Loeffler's tonal translation of Verlaine's poem is in spirit a rhapsody, in form "a fantastic kind of thème varié" (theme with variations), as he describes it, "the theme appearing even in canonic form and in inversion."[96] The music opens with a passage suggestive of the opening verse of the poem: harp, glockenspiel,[97] and strings evoke the thought of the early dawn, the fading and disappearing star. The strings sing the principal theme. After an allegro passage (some will find here the thought of the ascending lark), there is a return to the serener mood of the opening; antique cymbals hint at the sparkle of the dew on the hay. The music keeps pace with the mounting eagerness and desire of the poet-lover; the excitement grows, reaching its climax in an effulgent outburst of the full orchestra, announcing the rising sun.

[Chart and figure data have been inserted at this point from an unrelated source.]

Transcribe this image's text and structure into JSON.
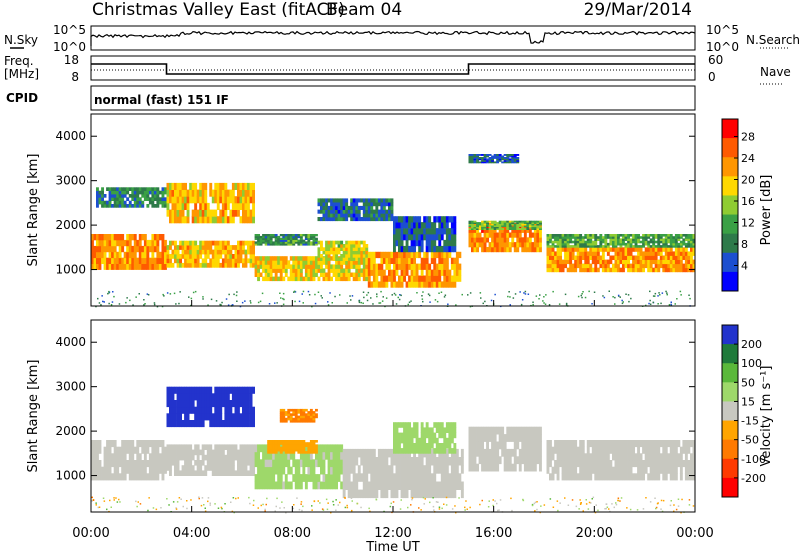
{
  "header": {
    "station": "Christmas Valley East (fitACF)",
    "beam": "Beam 04",
    "date": "29/Mar/2014"
  },
  "top_panels": {
    "nsky_label": "N.Sky",
    "nsearch_label": "N.Search",
    "noise_ticks_left": [
      "10^5",
      "10^0"
    ],
    "noise_ticks_right": [
      "10^5",
      "10^0"
    ],
    "freq_label": "Freq.",
    "freq_unit": "[MHz]",
    "freq_ticks": [
      "18",
      "8"
    ],
    "nave_label": "Nave",
    "nave_ticks": [
      "60",
      "0"
    ],
    "cpid_label": "CPID",
    "cpid_text": "normal (fast) 151 IF"
  },
  "colors": {
    "power": [
      "#0000ff",
      "#1c4fd0",
      "#2e7a4a",
      "#3aa045",
      "#8fcc32",
      "#ffd800",
      "#ff9600",
      "#ff5a00",
      "#ff0000"
    ],
    "velocity": [
      "#2233cc",
      "#1f7a3a",
      "#5ab83a",
      "#9ed86a",
      "#c8c8c0",
      "#ffa500",
      "#ff7a00",
      "#ff3a00",
      "#ff0000"
    ]
  },
  "chart_data": [
    {
      "type": "heatmap",
      "name": "power",
      "ylabel": "Slant Range [km]",
      "xlim": [
        0,
        24
      ],
      "ylim": [
        180,
        4500
      ],
      "yticks": [
        "1000",
        "2000",
        "3000",
        "4000"
      ],
      "colorbar": {
        "label": "Power [dB]",
        "ticks": [
          "28",
          "24",
          "20",
          "16",
          "12",
          "8",
          "4"
        ],
        "range": [
          0,
          30
        ]
      },
      "bands": [
        {
          "start": 0.0,
          "end": 3.0,
          "lo": 1000,
          "hi": 1800,
          "value": 22
        },
        {
          "start": 3.0,
          "end": 6.5,
          "lo": 1050,
          "hi": 1650,
          "value": 20
        },
        {
          "start": 0.2,
          "end": 3.0,
          "lo": 2400,
          "hi": 2850,
          "value": 9
        },
        {
          "start": 3.0,
          "end": 6.5,
          "lo": 2050,
          "hi": 2950,
          "value": 20
        },
        {
          "start": 6.5,
          "end": 9.0,
          "lo": 1550,
          "hi": 1800,
          "value": 10
        },
        {
          "start": 6.5,
          "end": 11.0,
          "lo": 750,
          "hi": 1300,
          "value": 19
        },
        {
          "start": 9.0,
          "end": 11.0,
          "lo": 1200,
          "hi": 1650,
          "value": 17
        },
        {
          "start": 11.0,
          "end": 14.7,
          "lo": 600,
          "hi": 1400,
          "value": 21
        },
        {
          "start": 9.0,
          "end": 12.0,
          "lo": 2100,
          "hi": 2600,
          "value": 7
        },
        {
          "start": 12.0,
          "end": 14.5,
          "lo": 1400,
          "hi": 2200,
          "value": 6
        },
        {
          "start": 15.0,
          "end": 17.9,
          "lo": 1400,
          "hi": 2050,
          "value": 23
        },
        {
          "start": 15.0,
          "end": 17.9,
          "lo": 1900,
          "hi": 2100,
          "value": 13
        },
        {
          "start": 15.0,
          "end": 17.0,
          "lo": 3400,
          "hi": 3600,
          "value": 6
        },
        {
          "start": 18.1,
          "end": 24.0,
          "lo": 950,
          "hi": 1500,
          "value": 22
        },
        {
          "start": 18.1,
          "end": 24.0,
          "lo": 1500,
          "hi": 1800,
          "value": 12
        }
      ]
    },
    {
      "type": "heatmap",
      "name": "velocity",
      "ylabel": "Slant Range [km]",
      "xlabel": "Time UT",
      "xlim": [
        0,
        24
      ],
      "ylim": [
        180,
        4500
      ],
      "xticks": [
        "00:00",
        "04:00",
        "08:00",
        "12:00",
        "16:00",
        "20:00",
        "00:00"
      ],
      "yticks": [
        "1000",
        "2000",
        "3000",
        "4000"
      ],
      "colorbar": {
        "label": "Velocity [m s⁻¹]",
        "ticks": [
          "200",
          "100",
          "50",
          "15",
          "-15",
          "-50",
          "-100",
          "-200"
        ],
        "range": [
          -250,
          250
        ]
      },
      "bands": [
        {
          "start": 0.0,
          "end": 3.0,
          "lo": 900,
          "hi": 1800,
          "value": 0
        },
        {
          "start": 3.0,
          "end": 6.5,
          "lo": 1000,
          "hi": 1700,
          "value": 0
        },
        {
          "start": 3.0,
          "end": 6.5,
          "lo": 2100,
          "hi": 3000,
          "value": 220
        },
        {
          "start": 6.5,
          "end": 10.0,
          "lo": 700,
          "hi": 1700,
          "value": 40
        },
        {
          "start": 7.0,
          "end": 9.0,
          "lo": 1500,
          "hi": 1800,
          "value": -60
        },
        {
          "start": 7.5,
          "end": 9.0,
          "lo": 2200,
          "hi": 2500,
          "value": -90
        },
        {
          "start": 10.0,
          "end": 14.8,
          "lo": 500,
          "hi": 1600,
          "value": 0
        },
        {
          "start": 12.0,
          "end": 14.5,
          "lo": 1500,
          "hi": 2200,
          "value": 60
        },
        {
          "start": 15.0,
          "end": 17.9,
          "lo": 1100,
          "hi": 2100,
          "value": 0
        },
        {
          "start": 18.1,
          "end": 24.0,
          "lo": 900,
          "hi": 1800,
          "value": 0
        }
      ]
    }
  ]
}
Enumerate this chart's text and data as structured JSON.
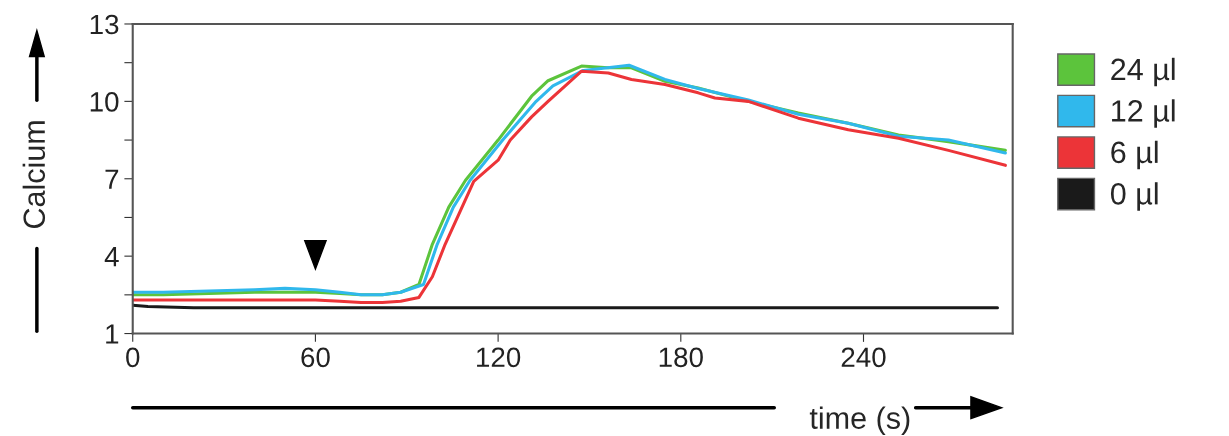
{
  "chart_data": {
    "type": "line",
    "xlabel": "time (s)",
    "ylabel": "Calcium",
    "xlim": [
      0,
      289
    ],
    "ylim": [
      1,
      13
    ],
    "xticks": [
      0,
      60,
      120,
      180,
      240
    ],
    "yticks": [
      1,
      {
        "value": 2.5,
        "label": null
      },
      4,
      {
        "value": 5.5,
        "label": null
      },
      7,
      {
        "value": 8.5,
        "label": null
      },
      10,
      {
        "value": 11.5,
        "label": null
      },
      13
    ],
    "grid": false,
    "legend": "right",
    "marker": "none",
    "line_style": "solid",
    "series": [
      {
        "name": "24 µl",
        "color": "#5cc43c",
        "x": [
          0,
          10,
          25,
          40,
          50,
          60,
          68,
          75,
          82,
          88,
          94,
          98.4,
          103.8,
          109.3,
          120,
          131,
          136.4,
          147.4,
          156.2,
          163.8,
          174.8,
          185.7,
          202.2,
          218.6,
          235,
          251.5,
          267.9,
          286.6
        ],
        "values": [
          2.5,
          2.5,
          2.55,
          2.6,
          2.6,
          2.6,
          2.55,
          2.5,
          2.5,
          2.6,
          2.9,
          4.46,
          5.9,
          6.94,
          8.5,
          10.2,
          10.8,
          11.37,
          11.3,
          11.3,
          10.78,
          10.52,
          10.0,
          9.55,
          9.15,
          8.7,
          8.44,
          8.1
        ]
      },
      {
        "name": "12 µl",
        "color": "#30b8ec",
        "x": [
          0,
          10,
          25,
          40,
          50,
          60,
          68,
          75,
          82,
          88,
          95.5,
          100,
          105.3,
          110.8,
          121.5,
          132.5,
          138,
          148,
          156,
          163,
          174.8,
          185.7,
          202.2,
          218.6,
          235,
          251.5,
          267.9,
          286.6
        ],
        "values": [
          2.6,
          2.6,
          2.65,
          2.7,
          2.75,
          2.7,
          2.6,
          2.5,
          2.5,
          2.6,
          2.9,
          4.46,
          5.9,
          6.94,
          8.5,
          10.0,
          10.6,
          11.2,
          11.3,
          11.4,
          10.85,
          10.5,
          10.05,
          9.5,
          9.15,
          8.65,
          8.5,
          8.0
        ]
      },
      {
        "name": "6 µl",
        "color": "#ec3438",
        "x": [
          0,
          10,
          25,
          40,
          50,
          60,
          68,
          75,
          82,
          88,
          94,
          98.4,
          102.6,
          112,
          120,
          124,
          131,
          136.4,
          147.4,
          156.2,
          163.8,
          174.8,
          185.7,
          191.2,
          202.2,
          218.6,
          235,
          251.5,
          267.9,
          286.6
        ],
        "values": [
          2.3,
          2.3,
          2.3,
          2.3,
          2.3,
          2.3,
          2.25,
          2.2,
          2.2,
          2.25,
          2.4,
          3.2,
          4.46,
          6.9,
          7.72,
          8.5,
          9.4,
          10.0,
          11.17,
          11.1,
          10.85,
          10.65,
          10.33,
          10.13,
          10.0,
          9.35,
          8.9,
          8.57,
          8.1,
          7.52
        ]
      },
      {
        "name": "0 µl",
        "color": "#1a1a1a",
        "x": [
          0,
          5,
          20,
          40,
          60,
          100,
          150,
          200,
          250,
          284
        ],
        "values": [
          2.1,
          2.05,
          2.0,
          2.0,
          2.0,
          2.0,
          2.0,
          2.0,
          2.0,
          2.0
        ]
      }
    ]
  }
}
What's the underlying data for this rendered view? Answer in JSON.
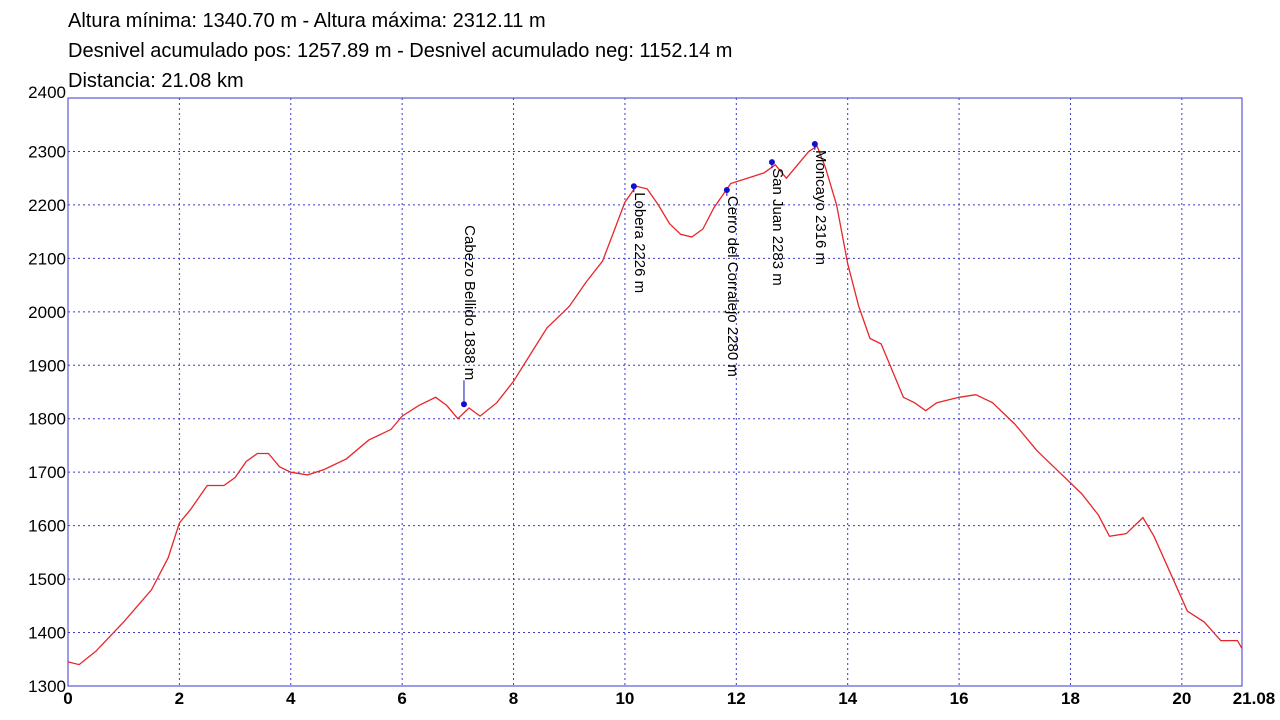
{
  "chart_data": {
    "type": "line",
    "title_lines": [
      "Altura mínima: 1340.70 m - Altura máxima: 2312.11 m",
      "Desnivel acumulado pos: 1257.89 m - Desnivel acumulado neg: 1152.14 m",
      "Distancia: 21.08 km"
    ],
    "xlim": [
      0,
      21.08
    ],
    "ylim": [
      1300,
      2400
    ],
    "xticks": [
      0,
      2,
      4,
      6,
      8,
      10,
      12,
      14,
      16,
      18,
      20,
      21.08
    ],
    "yticks": [
      1300,
      1400,
      1500,
      1600,
      1700,
      1800,
      1900,
      2000,
      2100,
      2200,
      2300,
      2400
    ],
    "grid": true,
    "series": [
      {
        "color": "#e8262a",
        "x": [
          0,
          0.2,
          0.5,
          1.0,
          1.5,
          1.8,
          2.0,
          2.2,
          2.5,
          2.8,
          3.0,
          3.2,
          3.4,
          3.6,
          3.8,
          4.0,
          4.3,
          4.6,
          5.0,
          5.4,
          5.8,
          6.0,
          6.3,
          6.6,
          6.8,
          7.0,
          7.2,
          7.4,
          7.7,
          8.0,
          8.3,
          8.6,
          9.0,
          9.3,
          9.6,
          9.8,
          10.0,
          10.2,
          10.4,
          10.6,
          10.8,
          11.0,
          11.2,
          11.4,
          11.6,
          11.8,
          11.9,
          12.2,
          12.5,
          12.7,
          12.9,
          13.1,
          13.3,
          13.45,
          13.6,
          13.8,
          14.0,
          14.2,
          14.4,
          14.6,
          14.8,
          15.0,
          15.2,
          15.4,
          15.6,
          15.8,
          16.0,
          16.3,
          16.6,
          17.0,
          17.4,
          17.8,
          18.2,
          18.5,
          18.7,
          19.0,
          19.3,
          19.5,
          19.8,
          20.1,
          20.4,
          20.7,
          21.0,
          21.08
        ],
        "values": [
          1345,
          1340,
          1365,
          1420,
          1480,
          1540,
          1605,
          1630,
          1675,
          1675,
          1690,
          1720,
          1735,
          1735,
          1710,
          1700,
          1695,
          1705,
          1725,
          1760,
          1780,
          1805,
          1825,
          1840,
          1825,
          1800,
          1820,
          1805,
          1830,
          1870,
          1920,
          1970,
          2010,
          2055,
          2095,
          2150,
          2205,
          2235,
          2230,
          2200,
          2165,
          2145,
          2140,
          2155,
          2195,
          2225,
          2240,
          2250,
          2260,
          2275,
          2250,
          2275,
          2300,
          2310,
          2270,
          2200,
          2090,
          2010,
          1950,
          1940,
          1890,
          1840,
          1830,
          1815,
          1830,
          1835,
          1840,
          1845,
          1830,
          1790,
          1740,
          1700,
          1660,
          1620,
          1580,
          1585,
          1615,
          1580,
          1510,
          1440,
          1420,
          1385,
          1385,
          1370
        ]
      }
    ],
    "annotations": [
      {
        "label": "Cabezo Bellido 1838 m",
        "x": 7.11,
        "y": 1827
      },
      {
        "label": "Lobera 2226 m",
        "x": 10.16,
        "y": 2235
      },
      {
        "label": "Cerro del Corralejo 2280 m",
        "x": 11.83,
        "y": 2228
      },
      {
        "label": "San Juan 2283 m",
        "x": 12.64,
        "y": 2280
      },
      {
        "label": "Moncayo 2316 m",
        "x": 13.41,
        "y": 2314
      }
    ]
  }
}
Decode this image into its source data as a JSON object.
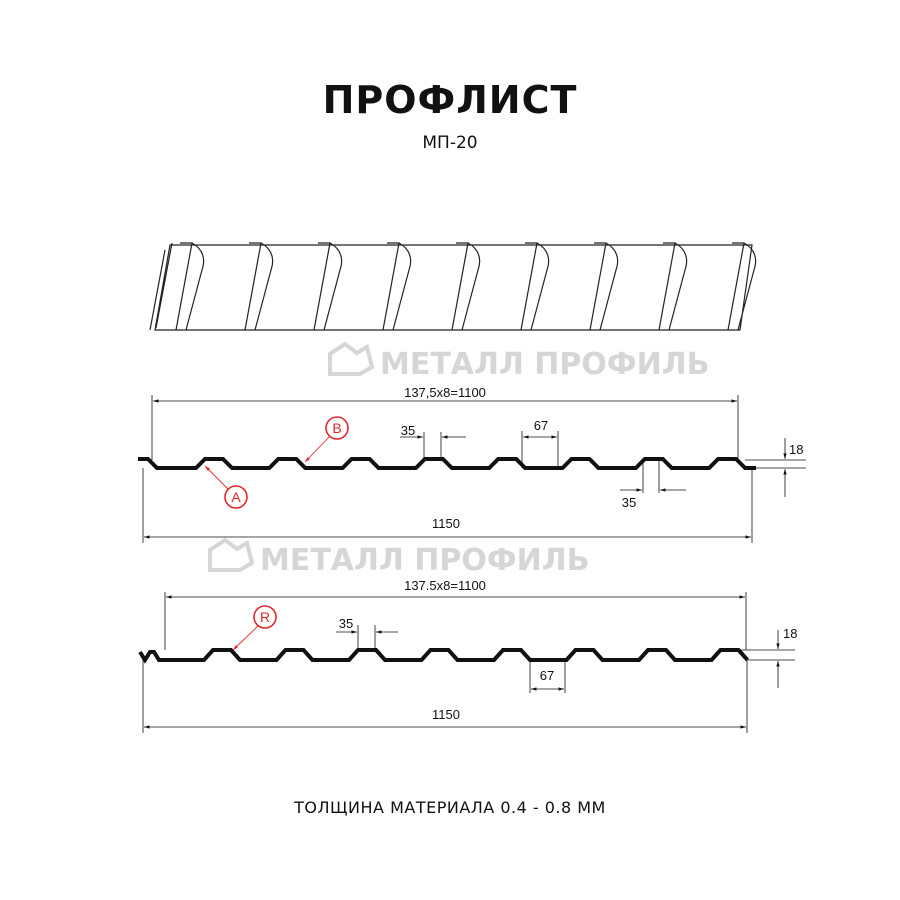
{
  "title": "ПРОФЛИСТ",
  "subtitle": "МП-20",
  "footer": "ТОЛЩИНА МАТЕРИАЛА 0.4 - 0.8 ММ",
  "watermark": "МЕТАЛЛ ПРОФИЛЬ",
  "profile_a": {
    "pitch_label": "137,5x8=1100",
    "width_label": "1150",
    "top_flat_label": "35",
    "bottom_flat_label": "67",
    "height_label": "18",
    "bottom_label_35": "35",
    "marker_a": "A",
    "marker_b": "B"
  },
  "profile_b": {
    "pitch_label": "137.5x8=1100",
    "width_label": "1150",
    "top_flat_label": "35",
    "bottom_flat_label": "67",
    "height_label": "18",
    "marker_r": "R"
  },
  "colors": {
    "marker": "#e3262b",
    "line": "#111111",
    "watermark": "#d6d6d6"
  }
}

"THE DEVIL'S VILLANELLE," SYMPHONIC FANTASIA: Op. 9

La Villanelle du Diable, d'après un poème de M. Rollinat, Fantasie symphonique, pour grand orchestre et orgue, was composed in 1901. Its subject is Maurice Rollinat's[98] strange poem, La Villanelle du Diable. A "villanelle" (in the sense in which the term is used by Rollinat) is an old verse-form in which a couplet is followed by a refrain. In Rollinat's poem there are two alternating refrains, or burdens, which are united at the end.